Ketua majelis hakim Suwandi memimpin sidang dan langsung membacakan putusan. Hakim menyatakan Hari Karyuliarto terbukti bersalah dan menjatuhkan hukuman 4 tahun 6 bulan penjara. Hakim juga menghukum Yenni Andayani dengan pidana 3 tahun 6 bulan penjara.
“Menjatuhkan pidana kepada terdakwa I Hari Karyuliarto selama 4 tahun 6 bulan serta terdakwa II Yenni Andayani selama 3 tahun 6 bulan,” ujar Suwandi di ruang sidang.
Vonis Lebih Ringan dari Tuntutan
Majelis hakim juga mewajibkan kedua terdakwa membayar denda Rp200 juta.
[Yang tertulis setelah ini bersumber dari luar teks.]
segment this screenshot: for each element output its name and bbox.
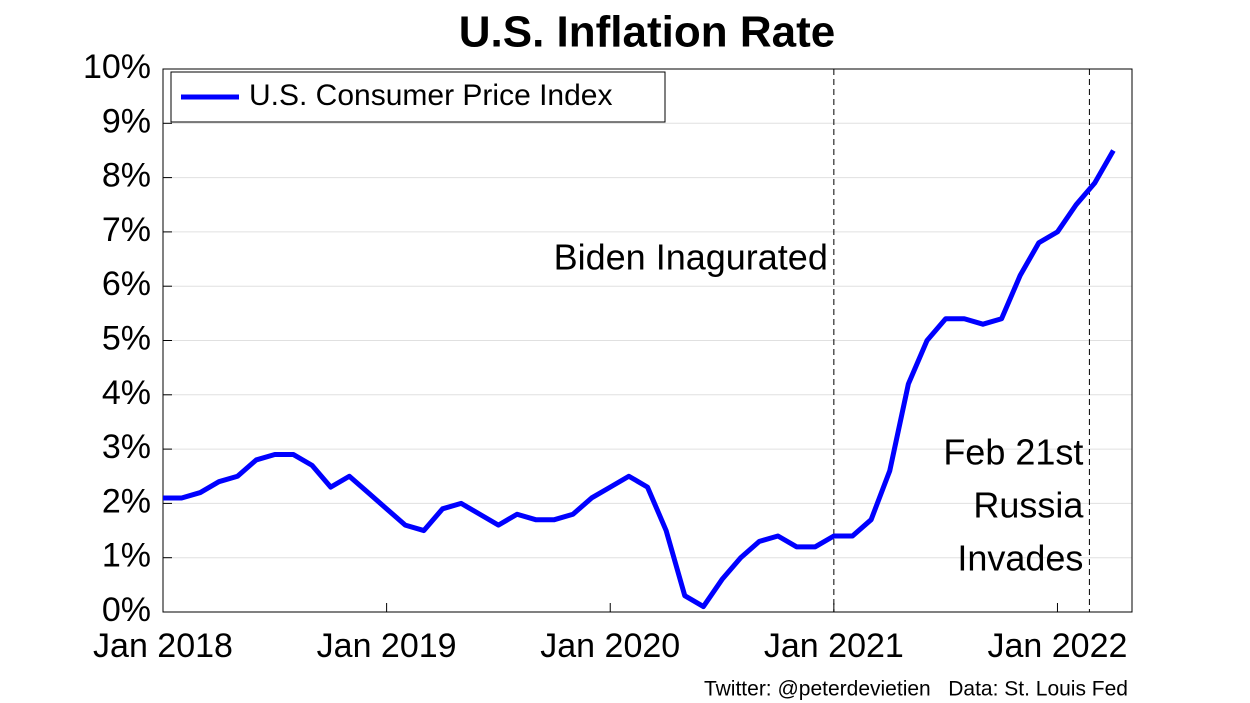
x-tick-label: Jan 2019 — [317, 627, 457, 665]
y-tick-label: 4% — [102, 374, 151, 412]
chart-title: U.S. Inflation Rate — [459, 8, 835, 57]
source-note: Twitter: @peterdevietien Data: St. Louis… — [704, 678, 1128, 701]
x-tick-label: Jan 2018 — [93, 627, 233, 665]
y-tick-label: 2% — [102, 482, 151, 520]
y-tick-label: 6% — [102, 265, 151, 303]
annotation-text: Invades — [957, 538, 1083, 579]
x-tick-label: Jan 2022 — [988, 627, 1128, 665]
y-tick-label: 3% — [102, 428, 151, 466]
y-tick-label: 7% — [102, 211, 151, 249]
annotation-text: Russia — [973, 485, 1084, 526]
y-tick-label: 10% — [83, 48, 151, 86]
y-tick-label: 8% — [102, 157, 151, 195]
y-tick-label: 0% — [102, 591, 151, 629]
legend-label: U.S. Consumer Price Index — [249, 79, 612, 112]
annotation-text: Biden Inagurated — [554, 237, 828, 278]
x-tick-label: Jan 2021 — [764, 627, 904, 665]
y-tick-label: 9% — [102, 102, 151, 140]
annotation-text: Feb 21st — [943, 432, 1083, 473]
y-tick-label: 5% — [102, 319, 151, 357]
y-tick-label: 1% — [102, 537, 151, 575]
legend-box — [170, 71, 666, 123]
x-tick-label: Jan 2020 — [540, 627, 680, 665]
plot-frame — [162, 68, 1133, 613]
series-line — [163, 149, 1116, 610]
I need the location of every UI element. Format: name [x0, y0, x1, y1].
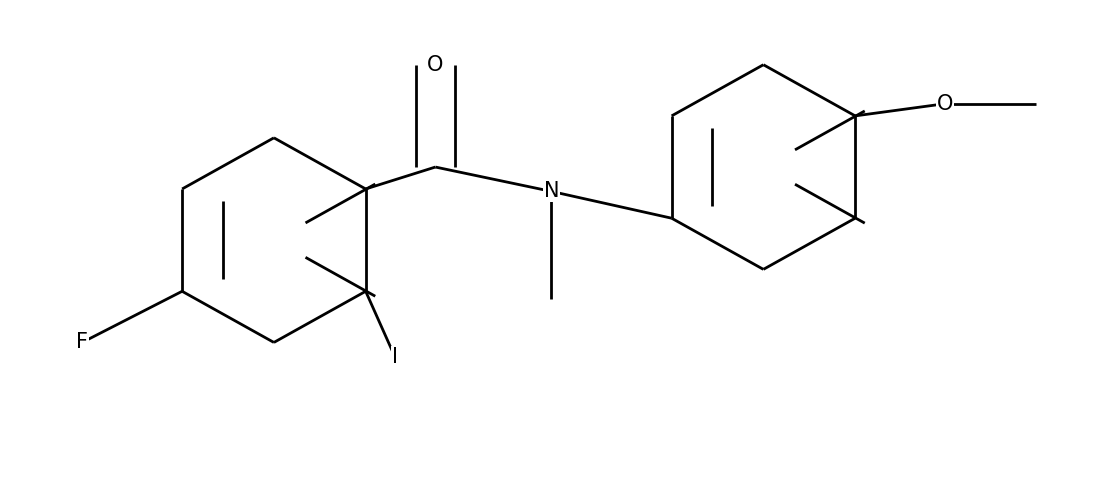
Text: O: O [427, 55, 444, 75]
Text: O: O [937, 94, 953, 114]
Text: I: I [392, 347, 398, 367]
Text: F: F [76, 332, 88, 352]
Text: N: N [544, 181, 559, 201]
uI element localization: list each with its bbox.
Jika tidak membayar, mereka harus menjalani kurungan selama 80 hari.
Putusan ini lebih ringan dari tuntutan jaksa. Sebelumnya, jaksa menuntut Hari 6 tahun 6 bulan penjara. Jaksa juga menuntut Yenni 5 tahun 6 bulan penjara.
Jaksa menilai keduanya melanggar aturan dalam proses pengadaan LNG. Fakta persidangan menunjukkan adanya penyimpangan dalam pengambilan keputusan.
Kerugian Negara Capai Rp1,77 Triliun
Jaksa dari Komisi Pemberantasan Korupsi menyebut negara mengalami kerugian sebesar 113,84 juta dolar AS atau sekitar Rp1,77 triliun.
Kerugian itu muncul dari pengadaan LNG Corpus Christi Liquefaction (CCL) pada periode 2011–2021. Jaksa menilai proyek tersebut tidak memiliki perencanaan yang matang.
Selain itu, jaksa menyebut tindakan tersebut menguntungkan pihak lain. Salah satunya mantan Direktur Utama Pertamina, Karen Agustiawan.
Hakim Soroti Keputusan Tanpa Kajian
Majelis hakim menilai Hari tetap melanjutkan pengadaan LNG dari Cheniere Energy Inc. tanpa pedoman jelas. Ia juga menyetujui sejumlah keputusan penting tanpa kajian ekonomi dan analisis risiko.
Hari bahkan menyetujui kontrak LNG tanpa pembeli yang terikat. Ia juga menyepakati formula harga tanpa perbandingan yang memadai.
Di sisi lain, Yenni mengusulkan penandatanganan risalah rapat direksi sirkuler. Ia tidak melengkapi usulan itu dengan kajian ekonomi dan analisis risiko.
Proses Dinilai Langgar Tata Kelola
Jaksa mengungkap banyak pelanggaran dalam proyek ini. Proyek berjalan tanpa kajian kelayakan yang cukup. Persetujuan RUPS juga tidak dilakukan secara optimal.
Selain itu, terdakwa tidak mempertimbangkan harga LNG dari sumber lain. Mereka tetap melanjutkan proyek tanpa kontrak pembeli.
Dengan demikian, perbuatan kedua terdakwa diatur dan diancam pidana dalam Pasal 2 ayat (1) atau Pasal 3 Undang-Undang Nomor 31 Tahun 1999 tentang Pemberantasan Tindak Pidana Korupsi sebagaimana diubah dan ditambah dengan UU Nomor 20 Tahun 2001 juncto Pasal 55 ayat (1) ke-1 jo. Pasal 64 ayat (1) KUHP.
Putusan ini menutup proses panjang kasus LNG Pertamina yang selama ini menjadi perhatian publik.